La figura perfecta


Con el paso de los años, las siluetas han cambiado mucho; cada década encuentra su forma e identidad. En mi opinión, todo va de la mano con la forma en que la mujer fue encontrando su propia voz, su libertad. Y, aunque sigamos habitando un mundo donde la mayoría de los diseñadores son hombres, no cabe duda de que en la moda nosotras llevamos la delantera.

Si bien en los años 20 se llevaba la cadera baja, no podemos negar que la silueta que ha reinado y seguirá reinando es la de “reloj de arena”: parte superior e inferior del cuerpo proporcionado, hombros en línea con la cadera, cintura y busto definidos, glúteos torneados.

Durante años he compartido mi secreto con las mujeres que me dicen que todo me luce bien: la silueta. Aunque en apariencia tener esa figura es una ventaja, no significa que solo con ella se puede disfrutar del buen vestir.

Cada mujer es diferente; cada cuerpo es diferente. Es tan sencillo como el dicho “no le pidas peras al olmo”.

Si tu complexión es ancha de espalda (triángulo invertido), encárgate de dotar de volumen a tu parte baja, a crear tus caderas. Si no tienes curvas y tu cuerpo es como una “columna”, ¡disfrútalo y atrévete! Puedes arriesgarte con todo si trazas un punto medio en tu cuerpo, creando tu cintura. Si tu forma es más como un óvalo, juega con la ilusión óptica: recurre a las líneas y cortes en la ropa para crear secciones en tu figura, siempre con atención en la cintura.
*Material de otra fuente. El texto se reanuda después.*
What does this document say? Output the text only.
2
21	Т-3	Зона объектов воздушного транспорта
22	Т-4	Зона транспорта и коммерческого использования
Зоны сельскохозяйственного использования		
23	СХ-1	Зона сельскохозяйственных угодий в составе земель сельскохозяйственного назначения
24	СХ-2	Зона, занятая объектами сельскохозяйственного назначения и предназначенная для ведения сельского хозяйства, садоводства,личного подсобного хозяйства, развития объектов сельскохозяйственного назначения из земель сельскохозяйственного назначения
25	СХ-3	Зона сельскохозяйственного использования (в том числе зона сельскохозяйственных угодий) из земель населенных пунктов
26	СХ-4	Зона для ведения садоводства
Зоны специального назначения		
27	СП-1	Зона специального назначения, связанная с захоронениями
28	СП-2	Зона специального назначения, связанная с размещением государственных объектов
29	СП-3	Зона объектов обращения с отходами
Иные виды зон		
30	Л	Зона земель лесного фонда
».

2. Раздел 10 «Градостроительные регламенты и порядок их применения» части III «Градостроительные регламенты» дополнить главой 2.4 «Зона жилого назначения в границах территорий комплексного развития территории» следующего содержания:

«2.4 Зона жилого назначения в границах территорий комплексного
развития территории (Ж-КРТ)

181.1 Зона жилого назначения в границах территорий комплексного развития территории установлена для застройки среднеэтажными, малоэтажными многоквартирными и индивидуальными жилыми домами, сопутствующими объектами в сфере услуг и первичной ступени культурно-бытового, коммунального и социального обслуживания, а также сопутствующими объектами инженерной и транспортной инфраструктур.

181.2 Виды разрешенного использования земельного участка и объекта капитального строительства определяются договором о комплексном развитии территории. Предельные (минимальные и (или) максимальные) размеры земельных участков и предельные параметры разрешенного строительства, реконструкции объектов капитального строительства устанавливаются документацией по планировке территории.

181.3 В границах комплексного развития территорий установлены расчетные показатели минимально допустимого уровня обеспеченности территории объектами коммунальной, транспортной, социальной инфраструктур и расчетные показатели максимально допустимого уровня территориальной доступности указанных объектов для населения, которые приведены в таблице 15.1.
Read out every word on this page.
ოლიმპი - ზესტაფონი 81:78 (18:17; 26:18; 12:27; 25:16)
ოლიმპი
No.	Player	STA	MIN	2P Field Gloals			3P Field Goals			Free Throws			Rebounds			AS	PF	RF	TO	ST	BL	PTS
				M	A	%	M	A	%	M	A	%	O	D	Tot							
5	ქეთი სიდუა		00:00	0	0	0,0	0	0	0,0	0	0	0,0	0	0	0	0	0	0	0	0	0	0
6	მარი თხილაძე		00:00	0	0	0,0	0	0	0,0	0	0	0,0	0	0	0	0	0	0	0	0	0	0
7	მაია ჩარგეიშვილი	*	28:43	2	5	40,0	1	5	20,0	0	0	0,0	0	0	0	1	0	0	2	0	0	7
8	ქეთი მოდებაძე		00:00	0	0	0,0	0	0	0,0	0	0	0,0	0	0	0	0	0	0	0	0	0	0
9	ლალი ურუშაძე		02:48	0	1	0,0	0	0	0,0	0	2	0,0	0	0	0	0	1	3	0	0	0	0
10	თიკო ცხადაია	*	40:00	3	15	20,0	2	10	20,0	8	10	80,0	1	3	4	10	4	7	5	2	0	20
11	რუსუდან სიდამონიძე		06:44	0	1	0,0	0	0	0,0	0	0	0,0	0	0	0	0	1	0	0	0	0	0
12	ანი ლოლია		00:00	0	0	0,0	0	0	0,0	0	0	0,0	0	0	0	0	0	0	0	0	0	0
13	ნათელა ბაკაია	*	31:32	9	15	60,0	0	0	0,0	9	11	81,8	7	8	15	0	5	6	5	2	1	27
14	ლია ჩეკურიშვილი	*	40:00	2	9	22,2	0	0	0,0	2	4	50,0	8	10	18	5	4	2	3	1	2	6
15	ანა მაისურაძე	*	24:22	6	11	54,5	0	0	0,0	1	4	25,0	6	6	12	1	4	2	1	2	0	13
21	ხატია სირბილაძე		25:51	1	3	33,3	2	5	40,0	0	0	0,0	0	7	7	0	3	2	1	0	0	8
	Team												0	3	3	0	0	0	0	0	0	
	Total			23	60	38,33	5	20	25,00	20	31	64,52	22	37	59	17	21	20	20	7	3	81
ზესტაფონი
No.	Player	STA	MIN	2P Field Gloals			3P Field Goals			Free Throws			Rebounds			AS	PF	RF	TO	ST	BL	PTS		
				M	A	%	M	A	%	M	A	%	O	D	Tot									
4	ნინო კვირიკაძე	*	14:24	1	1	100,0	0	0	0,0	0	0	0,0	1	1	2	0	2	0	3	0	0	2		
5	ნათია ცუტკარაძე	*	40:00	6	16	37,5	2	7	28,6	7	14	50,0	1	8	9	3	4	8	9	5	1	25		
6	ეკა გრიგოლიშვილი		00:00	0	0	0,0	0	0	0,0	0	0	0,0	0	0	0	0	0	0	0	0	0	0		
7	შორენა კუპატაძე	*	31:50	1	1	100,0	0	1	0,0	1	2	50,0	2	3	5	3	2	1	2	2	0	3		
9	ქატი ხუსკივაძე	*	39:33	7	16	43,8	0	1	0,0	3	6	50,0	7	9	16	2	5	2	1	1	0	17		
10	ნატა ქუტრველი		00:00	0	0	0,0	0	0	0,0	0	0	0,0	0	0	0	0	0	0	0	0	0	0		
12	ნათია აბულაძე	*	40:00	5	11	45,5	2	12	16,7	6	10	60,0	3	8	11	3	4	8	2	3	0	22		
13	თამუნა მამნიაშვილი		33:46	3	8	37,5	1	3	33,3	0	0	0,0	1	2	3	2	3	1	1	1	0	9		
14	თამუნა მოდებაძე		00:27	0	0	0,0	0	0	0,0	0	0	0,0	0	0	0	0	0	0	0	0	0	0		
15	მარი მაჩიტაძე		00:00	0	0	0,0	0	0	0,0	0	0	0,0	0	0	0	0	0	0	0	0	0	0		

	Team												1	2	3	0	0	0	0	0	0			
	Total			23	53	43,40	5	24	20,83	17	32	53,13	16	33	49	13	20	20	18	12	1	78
Recuerda siempre tener en cuenta el reloj de arena. Busca una proporción entre tu parte superior e inferior, hombros y caderas sincronizadas y una cintura marcada. Si te faltan hombros, ¿qué tal mangas amplias u hombreras, olanes o aplicados? Si eres angosta de caderas, ¿por qué no un vestido con el corte justo en la cintura para acentuarla?, ¿o cortes línea A, faldas circulares, pantalones a la cadera? Como en el resto de la vida, un buen look es cuestión de balance.

Si te cuesta trabajo identificar tu cuerpo, enfrenta al espejo de manera honesta y analízalo. Luego, toma ejemplos de gente famosa y observa su manera de vestir, de jugar con las líneas y las texturas; descubre cómo lucen bien sin tener la “figura perfecta”. Es cosa de encontrar tu inspiración de cabecera.

Lo importante es hallar la manera correcta de vestir TU cuerpo y entender que todas somos diferentes, que una columna jamás será óvalo, aun sin pensar en el peso o la grasa. No se trata de estar gorda, flaca o tener el cuerpo perfecto; se trata de amar nuestras diferencias y sentirnos cómodas y bellas a la hora de salir a conquistar el mundo. ¡YAY!